Se non fosse che Liv, appena prima di congedarsi da noi, deve spararci il pistolotto politico.

Il concetto, espresso sia dalla voce fuori campo sia dai dialoghi fra Liv e un ignaro tizio che passava di lì, nello stesso sentiero dove Liv aveva ucciso Cara, è molto semplice: guardate cosa ci portate a fare, guardate quando possiamo diventare cattive (noi donne) se voi (uomini) ci trattate in questo modo.

Ora, capiamoci subito: i film e le serie di vendetta sono sempre tanto entusiasmanti da seguire quanto fragili se li si guarda con occhio “realistico”. Che Keanu Reeves-John Wick ammazzi decine di persone perché hanno fatto del male al suo cane ci entusiasma cinematograficamente, ma nella realtà il buon John dovrebbe essere condannato all’ergastolo.
E questo vale anche per la protagonista di Kill Bill e per tutte le storie simili.

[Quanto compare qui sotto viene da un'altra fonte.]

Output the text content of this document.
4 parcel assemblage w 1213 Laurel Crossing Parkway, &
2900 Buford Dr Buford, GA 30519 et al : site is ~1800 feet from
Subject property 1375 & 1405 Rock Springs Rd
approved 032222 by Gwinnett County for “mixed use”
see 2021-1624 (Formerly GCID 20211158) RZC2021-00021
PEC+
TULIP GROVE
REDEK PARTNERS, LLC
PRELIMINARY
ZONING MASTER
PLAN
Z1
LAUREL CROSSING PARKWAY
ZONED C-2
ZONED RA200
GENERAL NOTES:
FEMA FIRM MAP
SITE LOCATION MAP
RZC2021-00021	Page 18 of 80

Se non usciamo dal cinema condannando quelle persone, ma anzi considerandoli eroi ed eroine, è perché il cinema (e le serie tv in questo caso) lavorano per iperboli, per metafore, creano spettacolo forzando i limiti della morale ufficiale, consentendoci di vivere in un universo alternativo in cui possiamo sperimentare in sicurezza istinti e desideri non necessariamente edificanti, ma capaci di farci emozionare. E nel farlo rielaboriamo anche i temi messi in campo, smussandone gli angoli, facendoci delle domande e portandoci a casa qualche conclusione.

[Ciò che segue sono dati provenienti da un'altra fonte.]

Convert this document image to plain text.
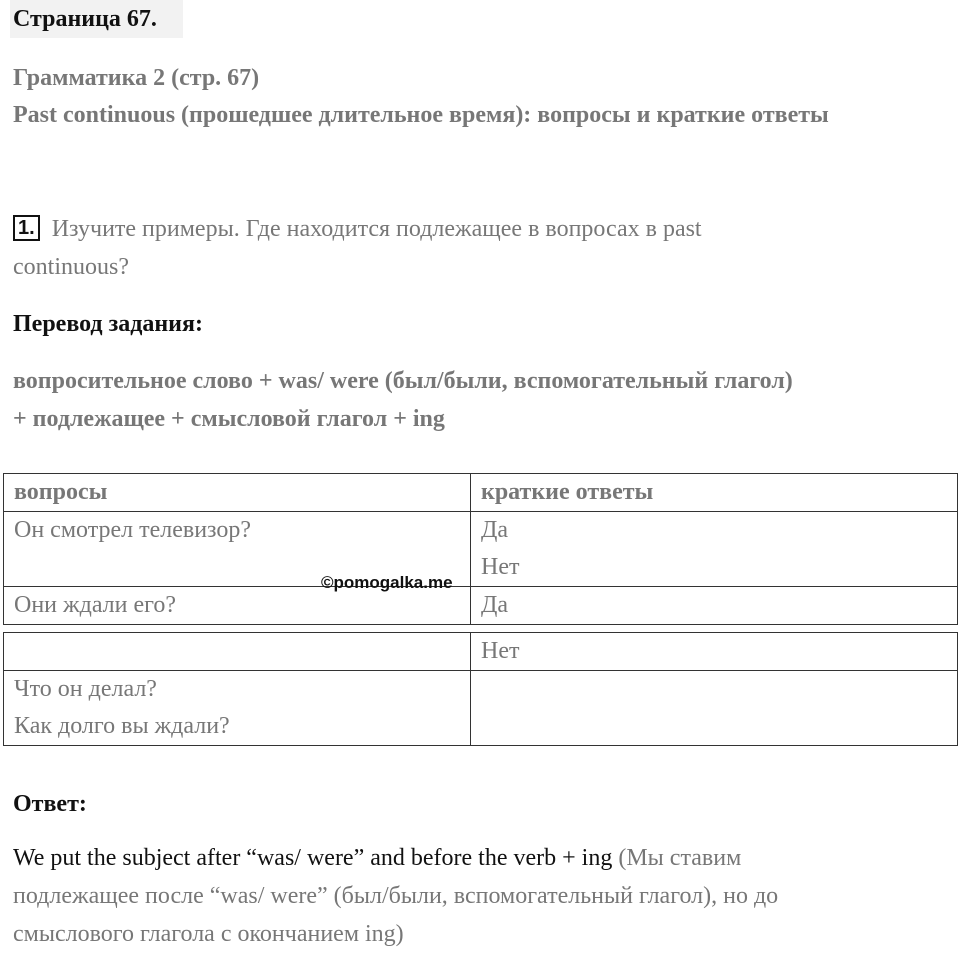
Страница 67.
Грамматика 2 (стр. 67)
Past continuous (прошедшее длительное время): вопросы и краткие ответы
1. Изучите примеры. Где находится подлежащее в вопросах в past
continuous?
Перевод задания:
вопросительное слово + was/ were (был/были, вспомогательный глагол)
+ подлежащее + смысловой глагол + ing
вопросы	краткие ответы
Он смотрел телевизор?	Да
Нет

Они ждали его?	Да
©pomogalka.me
	Нет

Что он делал?
Как долго вы ждали?	

Ответ:
We put the subject after “was/ were” and before the verb + ing (Мы ставим
подлежащее после “was/ were” (был/были, вспомогательный глагол), но до
смыслового глагола с окончанием ing)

Questo ragionamento potrebbe valere anche per Wilderness. Potremmo cioè essere contenti del fatto di vedere questa donna liberarsi dalle costrizioni dei maschi mentitori e iniziare una vita indipendente con il vento fra i capelli. Di nuovo, non il messaggio più originale del mondo, ma un tema comunque attuale e che va benissimo.

Se però mi piazzi il pistolotto politico, se usi gli strumenti che hai a disposizione per spezzare la narrazione e costruire un momento di riflessione “vera”, allora mi costringi a uscire dalla cornice della fiction, per trattare con più serietà le tue istanze.
E se siamo usciti dalla fiction e tu mi fai seriamente il discorso sulle donne che diventano cattive perché sono maltrattate, mi spiace, ma il giochino non regge, perché tu hai ammazzato una persona (in realtà due, ma conta la prima) perché tuo marito ti tradiva. E no, le corna non sono un motivo valido per ammazzare la gente.

Il risultato è che, nel tentativo abbastanza telefonato di darsi uno spessore etico e politico che vada oltre le possibilità artistiche di una serie media, Wilderness offre al pubblico una riflessione che vorrebbe essere arguta e provocatoria, e che risulta solo posticcia e, nel concreto, irricevibile.

Era meglio fermarsi 30 secondi prima: avremmo capito tutto lo stesso, senza essere costretti a giudicare nel merito.

Perché seguire Wilderness: è un thriller semplice e chiaro, che non dura troppo e offre un intrattenimento gradevole.
Perché mollare Wilderness: non va molto oltre il compitino e piazza qualche scelta discutibile.